This story was first published in The Better India on July 22, 2016.
Shiva Kumar of Vaithikuppam in Puducherry is using digital literacy to help individuals living with HIV get access to a better life.
Excited shouts of “Computer sir is here! Computer sir is here!” fill the air every afternoon at the Shanthi Bhavan HIV/AIDS Community Care Centre, as Shiva Kumar makes his way to class.
A barefoot computer engineer, Shiva had often visited Shanthi Bhavan in the past, to resolve any hardware and software related issues they faced. Little did he imagine that he would one day be visiting the Centre as a computer trainer.
Shanthi Bhavan is a place built out of pure compassion. It is home to more than 40 HIV-infected children and 50 adults. Most of the residents have either been abandoned by their families or, as in the case of many children, have been left orphaned after their parents succumbed to AIDS.
Shiva was always quick to offer his help and support to the residents of Shanti Bhavan. He was particularly concerned about the children, all of whom were full of life, despite the harrowing illness they were fighting.
Since he was already working as a computer trainer at a Community Information Resource Centre in Vaithikuppam, Puducherry, he decided to use his skills to reach out to the children and adults at Shanti Bhavan.
Shiva volunteered to deliver computer classes at Shanti Bhavan and soon found himself surrounded by 40 enthusiastic students, aged 5 to 50, all eager to get their hands on the computers.
“It was truly exhilarating for me. The enthusiasm of these students, especially the children, warmed my heart,” says Shiva.
That was the first week.
Since then, every afternoon, Shiva unfailingly undertakes the incredible feat of carrying nine laptops, one projector and a camera on his motorbike to Shanthi Bhavan to conduct computer classes.
Shiva has found that young learners are extremely interested in making Powerpoint presentations and working on Paint.
Adolescents and young adults, on the other hand, are more inclined to learn video editing and other programmes that will ensure their employability.
“Students here have a strong desire to stand on their own feet and support themselves financially.

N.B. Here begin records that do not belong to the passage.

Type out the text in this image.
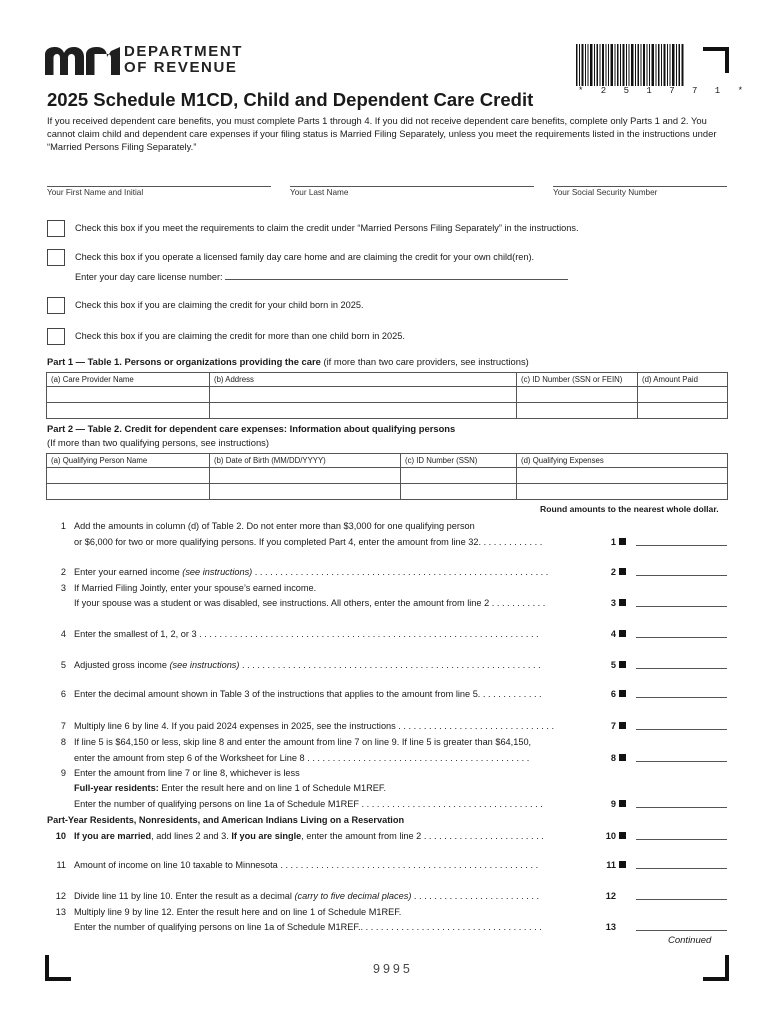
DEPARTMENT
OF REVENUE
* 2 5 1 7 7 1 *
2025 Schedule M1CD, Child and Dependent Care Credit
If you received dependent care benefits, you must complete Parts 1 through 4. If you did not receive dependent care benefits, complete only Parts 1 and 2. You cannot claim child and dependent care expenses if your filing status is Married Filing Separately, unless you meet the requirements listed in the instructions under “Married Persons Filing Separately.”
Your First Name and Initial	Your Last Name	Your Social Security Number
Check this box if you meet the requirements to claim the credit under “Married Persons Filing Separately” in the instructions.
Check this box if you operate a licensed family day care home and are claiming the credit for your own child(ren).
Enter your day care license number:
Check this box if you are claiming the credit for your child born in 2025.
Check this box if you are claiming the credit for more than one child born in 2025.
Part 1 — Table 1. Persons or organizations providing the care (if more than two care providers, see instructions)
(a) Care Provider Name	(b) Address	(c) ID Number (SSN or FEIN)	(d) Amount Paid

Part 2 — Table 2. Credit for dependent care expenses: Information about qualifying persons
(If more than two qualifying persons, see instructions)
(a) Qualifying Person Name	(b) Date of Birth (MM/DD/YYYY)	(c) ID Number (SSN)	(d) Qualifying Expenses

Round amounts to the nearest whole dollar.
1 Add the amounts in column (d) of Table 2. Do not enter more than $3,000 for one qualifying person
or $6,000 for two or more qualifying persons. If you completed Part 4, enter the amount from line 32. . . . . . . . . . . . .	1
2 Enter your earned income (see instructions) . . . . . . . . . . . . . . . . . . . . . . . . . . . . . . . . . . . . . . . . . . . . . . . . . . . . . . . . . .	2
3 If Married Filing Jointly, enter your spouse’s earned income.
If your spouse was a student or was disabled, see instructions. All others, enter the amount from line 2 . . . . . . . . . . .	3
4 Enter the smallest of 1, 2, or 3 . . . . . . . . . . . . . . . . . . . . . . . . . . . . . . . . . . . . . . . . . . . . . . . . . . . . . . . . . . . . . . . . . . .	4
5 Adjusted gross income (see instructions) . . . . . . . . . . . . . . . . . . . . . . . . . . . . . . . . . . . . . . . . . . . . . . . . . . . . . . . . . . .	5
6 Enter the decimal amount shown in Table 3 of the instructions that applies to the amount from line 5. . . . . . . . . . . . .	6
7 Multiply line 6 by line 4. If you paid 2024 expenses in 2025, see the instructions . . . . . . . . . . . . . . . . . . . . . . . . . . . . . . .	7
8 If line 5 is $64,150 or less, skip line 8 and enter the amount from line 7 on line 9. If line 5 is greater than $64,150,
enter the amount from step 6 of the Worksheet for Line 8 . . . . . . . . . . . . . . . . . . . . . . . . . . . . . . . . . . . . . . . . . . . .	8
9 Enter the amount from line 7 or line 8, whichever is less
Full-year residents: Enter the result here and on line 1 of Schedule M1REF.
Enter the number of qualifying persons on line 1a of Schedule M1REF . . . . . . . . . . . . . . . . . . . . . . . . . . . . . . . . . . . .	9
Part-Year Residents, Nonresidents, and American Indians Living on a Reservation
10 If you are married, add lines 2 and 3. If you are single, enter the amount from line 2 . . . . . . . . . . . . . . . . . . . . . . . .	10
11 Amount of income on line 10 taxable to Minnesota . . . . . . . . . . . . . . . . . . . . . . . . . . . . . . . . . . . . . . . . . . . . . . . . . . .	11
12 Divide line 11 by line 10. Enter the result as a decimal (carry to five decimal places) . . . . . . . . . . . . . . . . . . . . . . . . .	12
13 Multiply line 9 by line 12. Enter the result here and on line 1 of Schedule M1REF.
Enter the number of qualifying persons on line 1a of Schedule M1REF.. . . . . . . . . . . . . . . . . . . . . . . . . . . . . . . . . . . .	13
Continued
9995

Hence, I am planning to teach them Tally and Desktop Publishing so that they can get good jobs when they grow up,” explains Shiva.
One of Shiva’s students is 30-year-old Thiruvengadam. He was four years old when he had accidentally popped some sleeping pills and lost consciousness. When he was rushed to the hospital, the doctors informed his family that he was infected with HIV.
Thiruvengadam was infected with the virus when he was in the womb of his mother, who died when he was a child. When his father remarried, Thiruvengadam’s step-mother refused to take care of him and sent him to a hostel to study. When he came to college, Thiruvengadam learnt that the virus had spread, causing – among other things – extreme weakness. His doctor then suggested that he move to Puducherry.
“For the last one month, I have been receiving training in computers along with the other students here. It’s not only education but also entertainment. The medicines we take are very strong and they often make our senses weak, so memory training exercises are very helpful,” says Thiruvengadam.
All work and no play is not something Shiva believes in. He has promised his students that one day in a week will be spent playing games and watching entertaining videos. Multiplayer strategy games, such as chess, are often played among students.
“One of the adverse side effects of medication for HIV is weakening of a person’s memory. Therefore, strategy games and recreation activities help them enhance their memory power,” says Shiva.
In the last few months, Shiva has established a special bond with his students at Shanthi Bhavan.
When asked whether his family supported his decision to volunteer at Shanthi Bhavan as a trainer to HIV-infected children, Shiva confessed that he was indeed hesitant to inform them about it initially, especially given the taboo associated with HIV and AIDS in our society.
“In fact, it took me a week to gather the courage to tell my wife about it. To my surprise, she was not only happy but also very proud of my decision,” he beams.
Shiva is a trainer-cum-coordinator at Digital Empowerment Foundation’s Community Information Resource Centre in Puducherry. The decision to take classes at Shanthi Bhavan was his own but DEF is proud of him and supports him in all his endeavours towards digitally empowering the marginalised and underserved.
Next on Shiva’s list is to impart digital literacy to members of the transgender community in Puducherry.